We chatted briefly, and with a certain embarrassment (in those innocent days, I didn’t know how hard this kind of job interview is from the other side of the desk), about my studies at Oxford, my languages (Henry was fluent in German but knew no French), my aspirations. Henry was, in fact, the first person I had met so far in book publishing who could actually be described as cultured and well-read in the European sense, who had read the same books I had, could talk about them like an Oxford don, and seemed to feel they mattered. I felt at home. He had traveled widely in England with his first wife, Margaret Halsey, and knew Oxford well.

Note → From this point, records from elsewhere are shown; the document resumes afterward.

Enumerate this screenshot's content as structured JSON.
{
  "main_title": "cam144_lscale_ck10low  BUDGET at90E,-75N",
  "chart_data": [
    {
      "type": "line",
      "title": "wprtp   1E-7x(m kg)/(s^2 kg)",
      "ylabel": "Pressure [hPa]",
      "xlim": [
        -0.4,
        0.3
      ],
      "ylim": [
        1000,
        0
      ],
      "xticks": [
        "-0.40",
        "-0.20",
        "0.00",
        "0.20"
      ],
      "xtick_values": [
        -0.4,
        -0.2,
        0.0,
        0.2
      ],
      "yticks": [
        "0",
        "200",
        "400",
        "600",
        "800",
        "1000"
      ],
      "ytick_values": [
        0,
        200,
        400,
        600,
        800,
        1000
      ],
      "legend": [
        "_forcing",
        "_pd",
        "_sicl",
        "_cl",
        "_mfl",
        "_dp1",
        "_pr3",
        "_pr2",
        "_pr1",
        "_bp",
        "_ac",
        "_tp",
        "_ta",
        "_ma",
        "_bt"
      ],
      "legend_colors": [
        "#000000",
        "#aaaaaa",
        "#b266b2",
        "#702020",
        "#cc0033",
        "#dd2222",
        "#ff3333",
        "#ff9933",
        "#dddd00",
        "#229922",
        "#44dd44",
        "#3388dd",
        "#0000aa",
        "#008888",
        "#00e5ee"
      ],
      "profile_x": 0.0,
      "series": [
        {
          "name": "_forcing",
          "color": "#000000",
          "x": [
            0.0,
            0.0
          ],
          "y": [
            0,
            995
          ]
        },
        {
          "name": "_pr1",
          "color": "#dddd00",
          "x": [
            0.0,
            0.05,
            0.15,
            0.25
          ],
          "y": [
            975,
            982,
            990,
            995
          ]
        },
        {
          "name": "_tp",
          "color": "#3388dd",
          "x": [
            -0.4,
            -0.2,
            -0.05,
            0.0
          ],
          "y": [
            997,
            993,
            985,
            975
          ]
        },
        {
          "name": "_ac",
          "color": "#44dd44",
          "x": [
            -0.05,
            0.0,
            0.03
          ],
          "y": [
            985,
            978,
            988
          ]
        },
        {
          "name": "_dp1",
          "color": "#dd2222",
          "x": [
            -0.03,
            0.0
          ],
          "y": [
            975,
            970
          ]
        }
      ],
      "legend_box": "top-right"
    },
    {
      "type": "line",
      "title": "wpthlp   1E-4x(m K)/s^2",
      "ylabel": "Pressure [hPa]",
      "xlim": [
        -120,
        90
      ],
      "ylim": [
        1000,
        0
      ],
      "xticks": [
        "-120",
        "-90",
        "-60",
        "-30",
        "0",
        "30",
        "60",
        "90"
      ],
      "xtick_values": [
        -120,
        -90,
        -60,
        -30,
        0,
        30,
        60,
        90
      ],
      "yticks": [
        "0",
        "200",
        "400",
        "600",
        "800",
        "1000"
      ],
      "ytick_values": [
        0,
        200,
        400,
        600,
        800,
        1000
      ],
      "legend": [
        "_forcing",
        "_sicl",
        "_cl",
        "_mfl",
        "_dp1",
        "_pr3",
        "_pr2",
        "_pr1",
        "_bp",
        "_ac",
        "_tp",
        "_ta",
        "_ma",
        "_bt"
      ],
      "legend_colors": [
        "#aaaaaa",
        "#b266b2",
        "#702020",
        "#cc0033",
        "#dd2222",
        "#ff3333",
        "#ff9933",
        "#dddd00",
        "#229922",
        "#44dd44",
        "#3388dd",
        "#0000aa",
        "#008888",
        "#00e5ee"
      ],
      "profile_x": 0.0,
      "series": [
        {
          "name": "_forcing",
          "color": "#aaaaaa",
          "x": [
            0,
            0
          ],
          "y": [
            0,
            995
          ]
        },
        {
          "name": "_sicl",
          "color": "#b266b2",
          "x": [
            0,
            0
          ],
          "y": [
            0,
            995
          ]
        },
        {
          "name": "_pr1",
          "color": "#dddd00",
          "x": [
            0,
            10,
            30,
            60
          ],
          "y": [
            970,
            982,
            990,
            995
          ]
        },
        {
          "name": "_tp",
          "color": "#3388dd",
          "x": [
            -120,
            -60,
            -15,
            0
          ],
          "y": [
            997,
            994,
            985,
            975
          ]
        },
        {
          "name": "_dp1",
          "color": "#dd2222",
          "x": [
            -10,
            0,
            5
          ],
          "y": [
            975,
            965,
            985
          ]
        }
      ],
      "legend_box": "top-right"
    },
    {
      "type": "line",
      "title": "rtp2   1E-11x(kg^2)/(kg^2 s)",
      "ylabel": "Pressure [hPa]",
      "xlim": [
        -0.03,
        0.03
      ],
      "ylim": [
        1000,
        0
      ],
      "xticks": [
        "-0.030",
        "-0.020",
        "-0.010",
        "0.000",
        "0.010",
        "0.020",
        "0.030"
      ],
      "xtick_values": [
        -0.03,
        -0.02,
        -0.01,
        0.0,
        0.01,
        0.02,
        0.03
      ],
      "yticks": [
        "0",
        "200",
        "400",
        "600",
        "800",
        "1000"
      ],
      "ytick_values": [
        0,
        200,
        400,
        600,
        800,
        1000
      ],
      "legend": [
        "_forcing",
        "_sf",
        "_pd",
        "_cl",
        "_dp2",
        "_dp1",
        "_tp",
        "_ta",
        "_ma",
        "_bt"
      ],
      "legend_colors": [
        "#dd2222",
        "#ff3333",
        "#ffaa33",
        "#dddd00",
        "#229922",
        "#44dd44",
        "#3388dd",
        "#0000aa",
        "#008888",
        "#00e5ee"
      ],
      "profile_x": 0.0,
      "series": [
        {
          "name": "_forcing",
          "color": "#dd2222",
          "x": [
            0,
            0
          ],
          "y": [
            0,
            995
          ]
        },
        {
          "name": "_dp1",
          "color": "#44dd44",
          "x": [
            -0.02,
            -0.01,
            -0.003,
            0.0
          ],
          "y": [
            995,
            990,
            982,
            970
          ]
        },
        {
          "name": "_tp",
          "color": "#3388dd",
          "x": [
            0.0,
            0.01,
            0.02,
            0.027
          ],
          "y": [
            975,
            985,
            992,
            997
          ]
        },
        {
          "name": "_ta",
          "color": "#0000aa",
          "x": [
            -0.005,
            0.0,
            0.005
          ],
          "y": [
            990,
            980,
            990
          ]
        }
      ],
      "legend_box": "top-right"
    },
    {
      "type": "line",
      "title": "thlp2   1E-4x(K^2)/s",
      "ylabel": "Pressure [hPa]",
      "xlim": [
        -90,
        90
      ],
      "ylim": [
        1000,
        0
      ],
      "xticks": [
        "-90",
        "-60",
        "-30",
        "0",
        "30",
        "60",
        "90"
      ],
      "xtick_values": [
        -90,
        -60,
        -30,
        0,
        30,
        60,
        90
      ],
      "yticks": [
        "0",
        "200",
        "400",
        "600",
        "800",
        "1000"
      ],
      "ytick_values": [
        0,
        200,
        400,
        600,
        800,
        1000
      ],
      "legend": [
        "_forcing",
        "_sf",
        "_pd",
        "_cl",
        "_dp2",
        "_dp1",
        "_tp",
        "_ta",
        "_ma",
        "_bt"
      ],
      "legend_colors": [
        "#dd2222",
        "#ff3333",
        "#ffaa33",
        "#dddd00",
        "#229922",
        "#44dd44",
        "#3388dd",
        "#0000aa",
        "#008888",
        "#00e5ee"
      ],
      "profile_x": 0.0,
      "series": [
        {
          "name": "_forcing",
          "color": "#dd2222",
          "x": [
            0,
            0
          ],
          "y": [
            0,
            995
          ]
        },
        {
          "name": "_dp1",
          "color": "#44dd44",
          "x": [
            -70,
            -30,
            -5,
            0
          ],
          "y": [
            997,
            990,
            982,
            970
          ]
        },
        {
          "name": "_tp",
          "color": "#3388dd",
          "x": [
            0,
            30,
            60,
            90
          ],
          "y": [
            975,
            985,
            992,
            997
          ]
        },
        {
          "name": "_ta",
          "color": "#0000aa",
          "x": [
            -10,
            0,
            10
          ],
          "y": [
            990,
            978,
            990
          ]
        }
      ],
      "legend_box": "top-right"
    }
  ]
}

Henry had edited the complete works of Shakespeare for the Pocket Books edition that Herb Alexander was so proud of and had published an edition of Beethoven’s piano sonatas. That his was not a donnish job, however, was made clear by how his telephone rang constantly. From time to time, his secretary, Nancy, appeared to say that the call was from an important agent or author. Henry grimaced, lit a fresh cigarette, and, cradling the receiver between his shoulder and his ear, leaned back in his leather desk chair, placed his feet on the desk, closed his eyes, and engaged in what appeared to be difficult discussions, each of which seemed to depress him deeply. Once we were interrupted when a stranger, his face puffy and contorted with rage, strode briskly into the room, flung a piece of artwork down on Henry’s desktop, shouted, “You tell your goddamn author he doesn’t know what the fuck he’s talking about!” then turned on his heel and stalked out. Henry winced. His gray face looked suddenly weary, and he shook his head. “That was our art director,” he explained. He held up a sketch for a book jacket. It showed a man in what looked like a Roman helmet, set against a scene of mild Attic debauchery. The title was
Dara, the Cypriot
, by Louis Paul.
“What do you think?” Henry asked. “It’s a historical novel set in ancient Greece and Crete.”
“The helmet is all wrong.”
He sighed and put it back on his desk. “That’s what the author said.” He lit a fresh cigarette and inhaled deeply. “I think you and I would get along,” he said, breathing out two plumes of smoke. “On the other hand, you’ve had no experience at editing.”
“I’m a quick learner.”
“I don’t have time to teach you, frankly. And I’m even not sure that it’s a skill that can be taught. It really requires
Fingerspitzengefühl
—a certain instinct which you’ve either got or you don’t.… Would you mind very much if I gave you a manuscript to read, as a kind of test?”